Market participants recalibrate assets and trading models

For generators operating coal-based assets outside the EU ETS boundary, CBAM introduces potential erosion of export revenues as trade-linked carbon adjustments reduce competitiveness in European markets. Long-term profitability for those assets may decline if export opportunities weaken under higher effective carbon costs applied at import time into the EU market. Conversely, renewable generators connected to European grids may find new export opportunities if their output can be verified as low-carbon and therefore exempt from CBAM adjustments.

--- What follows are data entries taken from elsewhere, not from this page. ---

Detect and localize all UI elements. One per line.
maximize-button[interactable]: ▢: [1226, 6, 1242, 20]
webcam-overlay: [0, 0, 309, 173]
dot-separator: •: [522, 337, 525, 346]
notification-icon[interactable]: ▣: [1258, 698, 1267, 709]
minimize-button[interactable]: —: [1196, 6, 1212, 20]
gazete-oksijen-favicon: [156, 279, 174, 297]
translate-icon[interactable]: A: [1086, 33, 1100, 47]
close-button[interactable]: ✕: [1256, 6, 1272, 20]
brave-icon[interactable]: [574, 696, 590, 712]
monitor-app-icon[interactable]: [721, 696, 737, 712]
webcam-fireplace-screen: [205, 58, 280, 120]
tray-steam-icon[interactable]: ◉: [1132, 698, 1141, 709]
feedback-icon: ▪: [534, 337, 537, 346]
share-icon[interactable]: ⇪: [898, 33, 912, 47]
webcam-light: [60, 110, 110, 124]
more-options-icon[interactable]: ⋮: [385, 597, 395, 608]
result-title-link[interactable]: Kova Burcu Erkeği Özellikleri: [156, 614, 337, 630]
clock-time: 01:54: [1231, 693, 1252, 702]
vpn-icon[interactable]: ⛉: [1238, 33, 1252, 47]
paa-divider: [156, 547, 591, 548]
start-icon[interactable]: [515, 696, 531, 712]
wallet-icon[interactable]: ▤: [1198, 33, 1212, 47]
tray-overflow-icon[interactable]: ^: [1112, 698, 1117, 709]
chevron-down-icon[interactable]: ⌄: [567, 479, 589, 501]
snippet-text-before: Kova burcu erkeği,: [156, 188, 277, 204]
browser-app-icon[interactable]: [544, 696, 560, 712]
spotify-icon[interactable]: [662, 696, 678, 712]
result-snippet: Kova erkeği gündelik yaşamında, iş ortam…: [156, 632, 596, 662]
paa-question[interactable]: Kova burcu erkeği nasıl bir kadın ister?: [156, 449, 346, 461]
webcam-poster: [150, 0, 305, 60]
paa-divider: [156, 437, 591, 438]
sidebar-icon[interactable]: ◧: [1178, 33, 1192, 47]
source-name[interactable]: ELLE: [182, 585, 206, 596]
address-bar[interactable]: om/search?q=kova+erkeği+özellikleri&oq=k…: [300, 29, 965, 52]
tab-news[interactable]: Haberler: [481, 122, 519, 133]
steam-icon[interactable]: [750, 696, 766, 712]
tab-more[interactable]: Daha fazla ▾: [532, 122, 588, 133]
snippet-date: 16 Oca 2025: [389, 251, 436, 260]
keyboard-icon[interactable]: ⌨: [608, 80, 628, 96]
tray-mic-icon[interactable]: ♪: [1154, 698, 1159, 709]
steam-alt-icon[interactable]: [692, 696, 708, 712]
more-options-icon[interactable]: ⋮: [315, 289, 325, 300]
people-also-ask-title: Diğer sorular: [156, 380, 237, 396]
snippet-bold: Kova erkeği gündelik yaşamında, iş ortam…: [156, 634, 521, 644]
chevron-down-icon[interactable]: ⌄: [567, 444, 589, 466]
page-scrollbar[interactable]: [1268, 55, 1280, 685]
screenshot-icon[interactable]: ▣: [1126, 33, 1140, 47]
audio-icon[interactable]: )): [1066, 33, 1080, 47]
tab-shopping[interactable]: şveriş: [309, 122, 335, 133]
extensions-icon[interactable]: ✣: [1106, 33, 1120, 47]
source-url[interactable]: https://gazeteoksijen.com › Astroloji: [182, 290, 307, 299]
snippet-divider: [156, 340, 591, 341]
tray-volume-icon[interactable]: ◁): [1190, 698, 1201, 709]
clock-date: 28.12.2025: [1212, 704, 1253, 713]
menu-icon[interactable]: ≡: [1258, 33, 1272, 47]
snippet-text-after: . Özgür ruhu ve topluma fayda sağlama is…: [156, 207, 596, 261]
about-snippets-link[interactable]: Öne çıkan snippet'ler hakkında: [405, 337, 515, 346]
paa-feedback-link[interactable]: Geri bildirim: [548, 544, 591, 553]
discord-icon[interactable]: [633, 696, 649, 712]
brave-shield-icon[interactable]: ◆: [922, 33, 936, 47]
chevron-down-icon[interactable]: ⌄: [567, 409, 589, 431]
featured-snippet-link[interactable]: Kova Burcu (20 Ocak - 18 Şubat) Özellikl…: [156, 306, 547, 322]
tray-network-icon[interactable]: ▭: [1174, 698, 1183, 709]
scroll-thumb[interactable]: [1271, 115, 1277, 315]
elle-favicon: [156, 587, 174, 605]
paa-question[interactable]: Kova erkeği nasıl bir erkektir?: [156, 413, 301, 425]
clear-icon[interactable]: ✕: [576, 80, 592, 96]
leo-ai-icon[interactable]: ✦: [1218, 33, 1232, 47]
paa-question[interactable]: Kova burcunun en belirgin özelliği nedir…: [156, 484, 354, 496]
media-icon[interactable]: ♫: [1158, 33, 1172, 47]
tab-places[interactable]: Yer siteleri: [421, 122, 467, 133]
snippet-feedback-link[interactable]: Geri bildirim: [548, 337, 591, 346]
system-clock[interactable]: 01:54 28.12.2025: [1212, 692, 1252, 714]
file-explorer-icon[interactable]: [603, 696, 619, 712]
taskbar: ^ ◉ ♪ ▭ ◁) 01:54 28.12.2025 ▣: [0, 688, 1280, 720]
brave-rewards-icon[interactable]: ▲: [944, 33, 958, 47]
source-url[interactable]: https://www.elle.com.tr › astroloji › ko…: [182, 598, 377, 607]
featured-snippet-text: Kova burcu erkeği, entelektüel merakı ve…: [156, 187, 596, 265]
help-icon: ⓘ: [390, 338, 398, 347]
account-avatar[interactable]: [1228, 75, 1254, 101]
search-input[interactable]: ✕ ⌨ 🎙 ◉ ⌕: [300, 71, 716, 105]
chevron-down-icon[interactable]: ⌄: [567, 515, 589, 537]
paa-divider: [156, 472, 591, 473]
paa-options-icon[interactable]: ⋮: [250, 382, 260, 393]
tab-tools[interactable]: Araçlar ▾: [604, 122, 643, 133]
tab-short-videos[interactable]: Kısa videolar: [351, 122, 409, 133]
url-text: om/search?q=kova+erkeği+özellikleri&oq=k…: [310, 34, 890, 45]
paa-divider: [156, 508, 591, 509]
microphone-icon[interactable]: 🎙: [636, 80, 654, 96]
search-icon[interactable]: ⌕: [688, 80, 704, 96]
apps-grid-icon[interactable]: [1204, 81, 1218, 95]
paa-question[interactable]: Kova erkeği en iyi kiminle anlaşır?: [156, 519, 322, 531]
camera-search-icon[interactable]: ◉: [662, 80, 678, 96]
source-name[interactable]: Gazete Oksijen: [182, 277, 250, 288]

Traders face additional transaction complexity because CBAM adds cost components linked to cross-border flows that require measurement and verification of electricity’s carbon content for pricing strategies. Asset managers and infrastructure investors are also reassessing portfolios as renewable assets, grid infrastructure and energy storage projects become increasingly attractive under a framework where both CBAM and EU ETS reinforce low-carbon generation advantages.

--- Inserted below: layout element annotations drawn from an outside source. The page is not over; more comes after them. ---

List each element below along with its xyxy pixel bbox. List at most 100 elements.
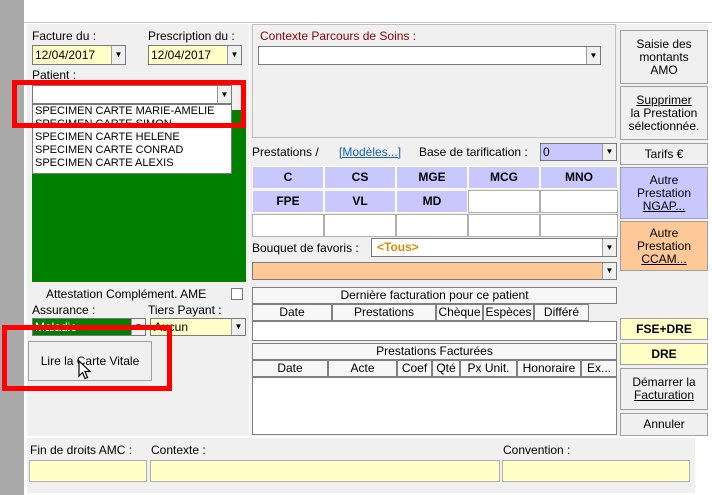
contexte-parcours-label: Contexte Parcours de Soins : [258,29,419,43]
column-header-date[interactable]: Date [252,360,328,377]
autre-prestation-ngap-button[interactable]: Autre Prestation NGAP... [620,167,708,219]
act-button-empty[interactable] [468,214,540,237]
supprimer-prestation-button[interactable]: Supprimer la Prestation sélectionnée. [620,86,708,140]
bouquet-favoris-value: <Tous> [377,240,419,254]
demarrer-label-rest: Facturation [633,388,695,402]
assurance-label: Assurance : [32,303,96,317]
column-header-prestations[interactable]: Prestations [332,304,436,321]
tiers-payant-select[interactable]: Aucun ▼ [150,318,246,336]
base-tarification-value: 0 [543,145,550,159]
contexte-field[interactable] [150,460,500,482]
attestation-checkbox[interactable] [231,288,243,300]
assurance-select[interactable]: Maladie ▼ [32,318,146,336]
demarrer-facturation-button[interactable]: Démarrer la Facturation [620,368,708,410]
act-button-c[interactable]: C [252,166,324,189]
chevron-down-icon[interactable]: ▼ [131,319,145,335]
derniere-facturation-title: Dernière facturation pour ce patient [252,287,617,304]
attestation-label: Attestation Complément. AME [46,287,207,301]
annuler-label: Annuler [643,417,685,431]
autre-ngap-label-rest: NGAP... [642,198,686,213]
patient-dropdown-list[interactable]: SPECIMEN CARTE MARIE-AMELIE SPECIMEN CAR… [32,104,232,174]
column-header-differe[interactable]: Différé [534,304,589,321]
tarifs-button[interactable]: Tarifs € [620,143,708,165]
autre-ngap-label: Autre Prestation [636,172,692,200]
prescription-label: Prescription du : [148,29,235,43]
facture-date-value: 12/04/2017 [35,48,96,62]
mouse-cursor-icon [78,360,92,380]
chevron-down-icon[interactable]: ▼ [231,319,245,335]
autre-ccam-label-rest: CCAM... [641,251,687,266]
chevron-down-icon[interactable]: ▼ [227,46,241,64]
base-tarification-select[interactable]: 0 ▼ [540,143,617,161]
contexte-label: Contexte : [151,443,206,457]
derniere-facturation-table-body[interactable] [252,321,617,341]
act-button-empty[interactable] [396,214,468,237]
column-header-date[interactable]: Date [252,304,332,321]
window-top-area [24,0,712,23]
prestations-label: Prestations / [252,145,319,159]
fin-droits-field[interactable] [29,460,147,482]
fse-dre-button[interactable]: FSE+DRE [620,318,708,340]
act-button-md[interactable]: MD [396,190,468,213]
patient-combobox[interactable]: ▼ [32,85,232,104]
dre-label: DRE [651,346,677,361]
convention-field[interactable] [502,460,690,482]
column-header-qte[interactable]: Qté [432,360,460,377]
patient-label: Patient : [32,68,77,82]
tiers-payant-value: Aucun [154,320,189,334]
bouquet-favoris-select[interactable]: <Tous> ▼ [371,238,617,257]
act-button-empty[interactable] [540,190,618,213]
chevron-down-icon[interactable]: ▼ [217,86,231,103]
patient-option[interactable]: SPECIMEN CARTE CONRAD [35,144,231,157]
column-header-especes[interactable]: Espèces [483,304,534,321]
fin-droits-label: Fin de droits AMC : [30,443,133,457]
column-header-cheque[interactable]: Chèque [436,304,483,321]
column-header-acte[interactable]: Acte [328,360,397,377]
patient-option[interactable]: SPECIMEN CARTE HELENE [35,131,231,144]
act-button-empty[interactable] [252,214,324,237]
prestations-facturees-table-body[interactable] [252,377,617,435]
contexte-parcours-select[interactable]: ▼ [258,46,601,65]
autre-ccam-label: Autre Prestation [636,225,692,253]
window-left-edge [0,0,24,495]
modeles-link[interactable]: [Modèles...] [339,145,401,159]
tiers-payant-label: Tiers Payant : [148,303,222,317]
column-header-honoraire[interactable]: Honoraire [517,360,581,377]
column-header-px-unit[interactable]: Px Unit. [460,360,517,377]
act-button-cs[interactable]: CS [324,166,396,189]
supprimer-label: Supprimer [636,92,692,107]
annuler-button[interactable]: Annuler [620,413,708,436]
dre-button[interactable]: DRE [620,343,708,365]
act-button-vl[interactable]: VL [324,190,396,213]
act-button-empty[interactable] [468,190,540,213]
saisie-montants-amo-button[interactable]: Saisie des montants AMO [620,30,708,84]
facture-label: Facture du : [32,29,97,43]
prescription-date-value: 12/04/2017 [151,48,212,62]
column-header-coef[interactable]: Coef [397,360,432,377]
prescription-date-picker[interactable]: 12/04/2017 ▼ [148,45,242,65]
column-header-extra[interactable]: Ex... [581,360,617,377]
act-button-mge[interactable]: MGE [396,166,468,189]
assurance-value: Maladie [35,320,78,334]
act-button-mcg[interactable]: MCG [468,166,540,189]
patient-option[interactable]: SPECIMEN CARTE SIMON [35,118,231,131]
chevron-down-icon[interactable]: ▼ [602,263,616,279]
autre-prestation-ccam-button[interactable]: Autre Prestation CCAM... [620,221,708,271]
patient-option[interactable]: SPECIMEN CARTE ALEXIS [35,157,231,170]
favoris-select[interactable]: ▼ [252,262,617,280]
fse-dre-label: FSE+DRE [636,321,692,336]
tarifs-label: Tarifs € [644,146,684,161]
act-button-fpe[interactable]: FPE [252,190,324,213]
chevron-down-icon[interactable]: ▼ [586,47,600,64]
convention-label: Convention : [503,443,571,457]
patient-option[interactable]: SPECIMEN CARTE MARIE-AMELIE [35,105,231,118]
act-button-mno[interactable]: MNO [540,166,618,189]
act-button-empty[interactable] [540,214,618,237]
bouquet-favoris-label: Bouquet de favoris : [252,241,359,255]
chevron-down-icon[interactable]: ▼ [602,239,616,256]
facture-date-picker[interactable]: 12/04/2017 ▼ [32,45,126,65]
supprimer-label-rest: la Prestation sélectionnée. [628,105,700,133]
chevron-down-icon[interactable]: ▼ [602,144,616,160]
chevron-down-icon[interactable]: ▼ [111,46,125,64]
act-button-empty[interactable] [324,214,396,237]
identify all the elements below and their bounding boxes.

Renewables build pathways to restore export competitiveness

The direction of future power trade across CSEE may depend on whether exporters can reduce exported electricity’s carbon intensity enough to offset CBAM-linked adjustments. In years with high hydropower production or strong renewable output, Western Balkan countries have periodically acted as net exporters to European markets; Serbia’s exports have fluctuated based on hydrological conditions and thermal plant availability. If CBAM increases effective costs for carbon-intensive exports without corresponding decarbonisation gains elsewhere in exporting systems, flows could become structurally less competitive.

Renewable expansion provides one route to regain competitiveness because low-carbon generation avoids CBAM-related cost burdens when exported into the EU market. Serbia has wind projects such as Čibuk 1 (158 MW) and Kovačica (104 MW), alongside Kostolac Wind Farm (66 MW) and additional solar parks expanding its renewable base. More broadly across the region’s grid-connected systems, wind and solar deployment alongside nuclear capacity—such as Romania’s Cernavodă at about 1.4 GW and Bulgaria’s Kozloduy at roughly 2 GW—can support lower-carbon export profiles where verification requirements can be met.

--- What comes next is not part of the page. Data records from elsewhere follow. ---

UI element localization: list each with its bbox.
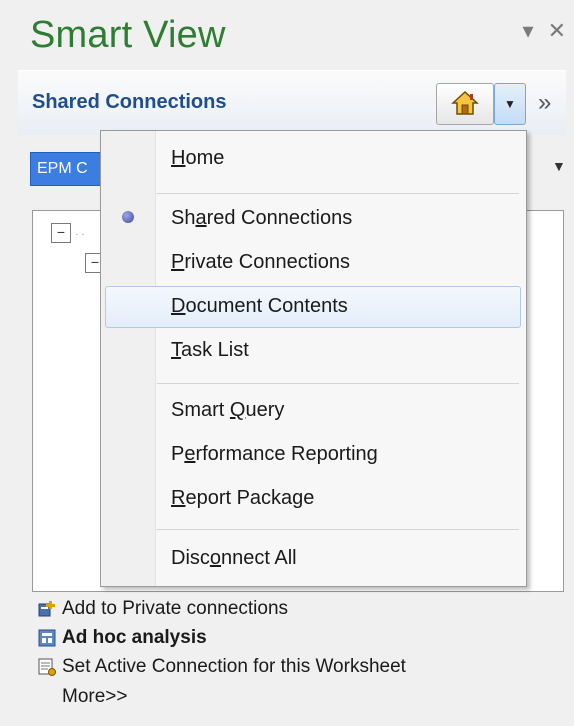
menu-item-label: Shared Connections <box>171 207 353 229</box>
menu-item-label: Performance Reporting <box>171 443 378 465</box>
menu-item-label: Report Package <box>171 487 315 509</box>
chevron-down-icon: ▼ <box>504 97 516 111</box>
menu-item-label: Document Contents <box>171 295 348 317</box>
add-connection-icon <box>38 601 55 617</box>
pane-controls: ▾ ✕ <box>523 18 566 44</box>
menu-item-disconnect-all[interactable]: Disconnect All <box>105 539 519 579</box>
home-icon <box>451 90 479 115</box>
set-active-icon <box>38 658 56 676</box>
double-chevron-right-icon[interactable]: » <box>538 89 551 117</box>
link-label: Ad hoc analysis <box>62 627 207 648</box>
pin-dropdown-icon[interactable]: ▾ <box>523 18 534 44</box>
menu-item-smart-query[interactable]: Smart Query <box>105 391 519 431</box>
link-label: Add to Private connections <box>62 598 289 619</box>
menu-separator <box>157 529 519 530</box>
tree-collapse-icon[interactable]: − <box>51 223 71 243</box>
menu-separator <box>157 383 519 384</box>
panel-header: Shared Connections ▼ » <box>18 70 566 135</box>
menu-item-report-package[interactable]: Report Package <box>105 479 519 519</box>
menu-item-task-list[interactable]: Task List <box>105 331 519 371</box>
menu-item-document-contents[interactable]: Document Contents <box>105 286 521 328</box>
view-dropdown-button[interactable]: ▼ <box>494 83 526 125</box>
close-icon[interactable]: ✕ <box>548 18 566 44</box>
view-menu: Home Shared Connections Private Connecti… <box>100 130 527 587</box>
menu-item-performance-reporting[interactable]: Performance Reporting <box>105 435 519 475</box>
menu-item-shared-connections[interactable]: Shared Connections <box>105 199 519 239</box>
panel-title: Shared Connections <box>32 91 227 113</box>
menu-separator <box>157 193 519 194</box>
selected-radio-icon <box>122 211 134 223</box>
menu-item-home[interactable]: Home <box>105 139 519 179</box>
smart-view-pane: Smart View ▾ ✕ Shared Connections ▼ » EP… <box>0 0 574 726</box>
menu-item-label: Private Connections <box>171 251 350 273</box>
menu-item-label: Smart Query <box>171 399 285 421</box>
home-button[interactable] <box>436 83 494 125</box>
menu-item-label: Disconnect All <box>171 547 297 569</box>
ad-hoc-icon <box>38 629 56 647</box>
combo-arrow-icon[interactable]: ▼ <box>552 158 566 174</box>
tree-connector: · · · <box>69 229 85 240</box>
link-label: Set Active Connection for this Worksheet <box>62 656 406 677</box>
menu-item-label: Task List <box>171 339 249 361</box>
pane-title: Smart View <box>30 14 226 56</box>
menu-item-private-connections[interactable]: Private Connections <box>105 243 519 283</box>
link-label: More>> <box>62 686 128 707</box>
menu-item-label: Home <box>171 147 225 169</box>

Analytical synthesis: CBAM turns carbon pricing into a cross-border competitiveness mechanism

Taken together with the EU ETS allowance price trajectory—rising from near €5–€10 per tonne earlier this decade to above €90 per tonne in 2023 before stabilising at €60–€80 per tonne during 2025–2026—CBAM extends those cost signals into trade flows covering steel, cement, aluminium, fertilisers, hydrogen and electricity. For Central and South-East Europe’s power markets, this creates a structural shift: lignite-dominated exporters face reduced competitiveness when their exports enter the EU internal market under CBAM-linked adjustments tied to emissions intensity levels that can translate into tens of euros per megawatt-hour at higher allowance prices.

The compliance-driven logic also reaches industry procurement because exporters selling into the EU must account for production processes reliant on carbon-intensive electricity. As a result, decarbonisation choices—renewable PPAs or direct renewable investment—become intertwined with trade access and export economics alongside evolving dispatch impacts on wholesale price formation where marginal generation mix may shift toward higher-cost technologies during tight periods.